Be surprised, be Super surprised

Danger man: Speedy Cheetahs' scrumhalf Sarel Pretorius. (Steve Haag/Gallo)

Danger man: Speedy Cheetahs' scrumhalf Sarel Pretorius. (Steve Haag/Gallo)

Super Rugby is a marathon, not a sprint – even more so this year because the season will not be interrupted by the June international window.

There are enough fixtures to allow slow-starting teams to catch up and, equally, for those fast out of the blocks to slow down and smell the roses. Furthermore, the first month of fixtures is dominated by local derbies, the results of which frequently ignore the form book.

This week, for instance, the Reds play the Waratahs in Brisbane. It is the greatest contest in Australian Rugby Union.
The Waratahs are the defending Super Rugby champions, but managed to lose at home to the Force in the opening round. The Reds beat the same opponents a week later, but lost both their other fixtures. No one knows what will happen this week, which is one of the more pleasing aspects of sport in general.

In South Africa, there are two local derbies on Saturday evening: the Cheetahs play the Bulls in Bloemfontein and the Sharks travel to Newlands to meet the Stormers. The Sharks and the Bulls both have one win from three starts, while the Stormers and the Cheetahs are unbeaten. At the risk of being repetitious, no one knows what will happen this week.

History provides little solace for those wishing to venture a prediction. The Cheetahs, for instance, have only ever beaten the Bulls twice in Super Rugby, and only once since the franchise system was introduced. But that win came last year in what was otherwise a dismal season for the Free Staters. It is also germane that the Cheetahs have picked up a losing bonus point in each of their last three defeats to the Bulls – the games are close.

Regularly exchanged players
There is also the fact that the two sides have exchanged players regularly over the past decade. This year the Bulls come to Bloemfontein with Adriaan Strauss, Trevor Nyakane and Lappies Labuschagné, all of whom were with the Cheetahs last year.

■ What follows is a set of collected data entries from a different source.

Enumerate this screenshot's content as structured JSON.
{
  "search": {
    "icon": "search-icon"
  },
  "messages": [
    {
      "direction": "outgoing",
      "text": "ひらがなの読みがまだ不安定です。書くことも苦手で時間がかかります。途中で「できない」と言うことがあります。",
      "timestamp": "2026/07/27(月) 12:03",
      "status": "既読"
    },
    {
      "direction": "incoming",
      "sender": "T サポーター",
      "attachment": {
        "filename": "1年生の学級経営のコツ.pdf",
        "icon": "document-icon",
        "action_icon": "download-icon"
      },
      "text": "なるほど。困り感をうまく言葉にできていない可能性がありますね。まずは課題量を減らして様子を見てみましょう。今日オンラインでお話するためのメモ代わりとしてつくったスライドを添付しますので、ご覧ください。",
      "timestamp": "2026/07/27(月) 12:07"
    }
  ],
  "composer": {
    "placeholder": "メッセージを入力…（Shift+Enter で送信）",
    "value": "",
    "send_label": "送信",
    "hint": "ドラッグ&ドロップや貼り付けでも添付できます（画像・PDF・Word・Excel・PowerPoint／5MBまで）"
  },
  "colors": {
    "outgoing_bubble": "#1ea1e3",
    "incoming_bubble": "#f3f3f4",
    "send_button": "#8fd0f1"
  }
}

When one journalist suggested that the Cheetahs might have to change their line-out calls as a result, a jovial Naka Drotské, the Cheetahs’ head coach, said: “We have to do that every year.”

It was a reference to the constant rebuilding that has to happen as Drotské‘s players follow the money.

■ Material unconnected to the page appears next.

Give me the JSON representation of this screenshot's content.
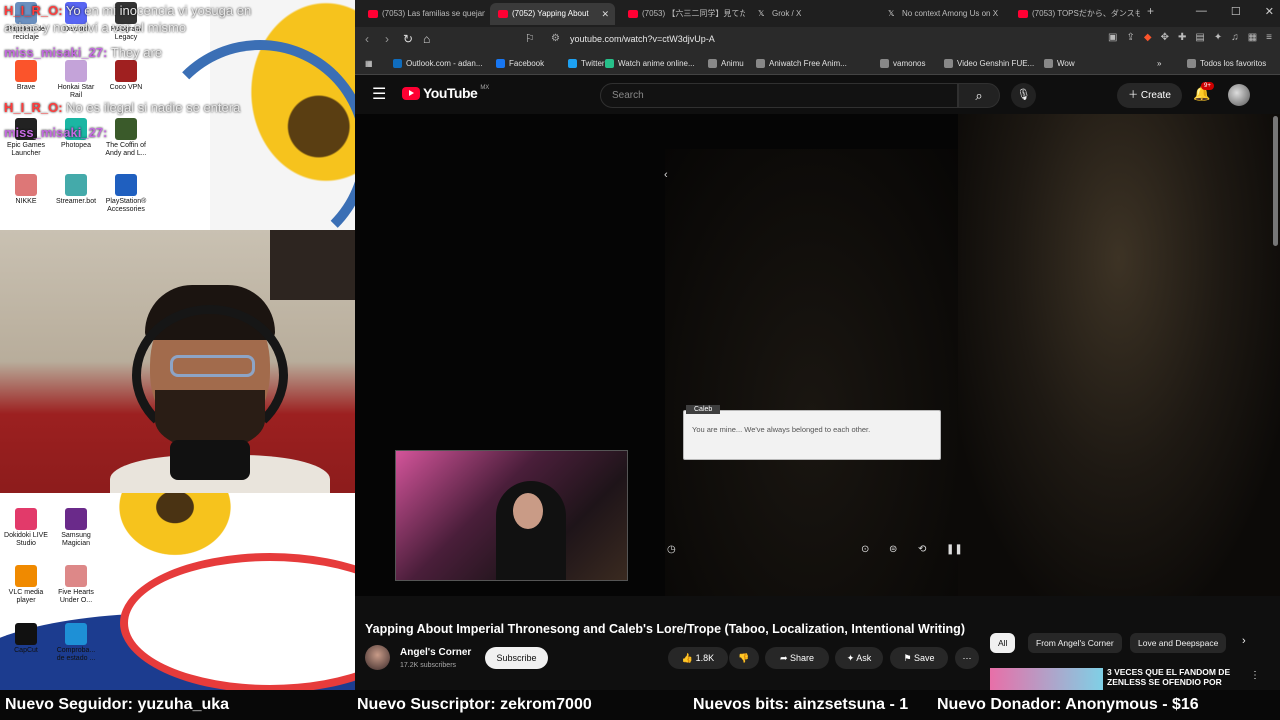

As it happens, the Cheetahs have the chance to make a real name for themselves over the next fortnight, as they host the Sharks next week. Win both and they will be four from four as they embark on an arduous antipodean tour that takes in games against the Crusaders, the Chiefs, the Brumbies and the Force.

So far, the Cheetahs have made a virtue out of attacking with the crumbs of possession that come their way. The stats gurus at Opta Sports note that the Cheetahs averaged just 10.5 minutes with the ball in their opening two games. That’s almost three minutes less than any other team in the competition. Opponents need to look out in particular for the quicksilver breaks of Sarel Pretorius at scrumhalf and the mercurial genius of Willie le Roux at fullback.

At Newlands, a Stormers team brimful of confidence hosts the Sharks. The return from injury of Eben Etzebeth and from Japan of Schalk Burger will be a timely boost to the home side’s playing resources.

The Sharks have returnees of their own, of course, with 2007 World Cup winners JP Pietersen and Frans Steyn both back in the mix.

Mass exodus
On paper, the Sharks and Bulls seemed the best of the local sides preseason, but in reality neither has looked a likely title contender. The fact that this is a World Cup year complicates any attempt to predict matters. There will be a mass exodus of players from all franchises after the quadrennial showcase, and it is human nature for the players concerned to have their minds elsewhere than on the immediate demands of Super Rugby.

That is as true of the Australian and New Zealand sides as it is of ours, so there is no need to get introspective. It is simply another way of saying that we should expect the unexpected. There is no reason the Bulls and the Sharks can’t win away from home this week; it just feels wrong.

Equally, there is no reason the Lions cannot break a three-match losing streak in Albany on Saturday. The first of the local franchises to go on tour could easily have won both their home games if it had not been for a tactical inflexibility. With that in mind, they should be positive ahead of their trip to Auckland’s north shore, even if the odds seem stacked against them.

For one thing, the opposition also had to travel across time zones this week. The Blues lost both their games in South Africa and face the Lions away from their Eden Park home. It is hardly ideal for John Kirwan’s men, who form a squad a long way short of the great ones on display in the 1990s.

The Lions have only won once in Auckland, 14 years ago when they campaigned as the Cats. This week it is time to laugh in the face of history.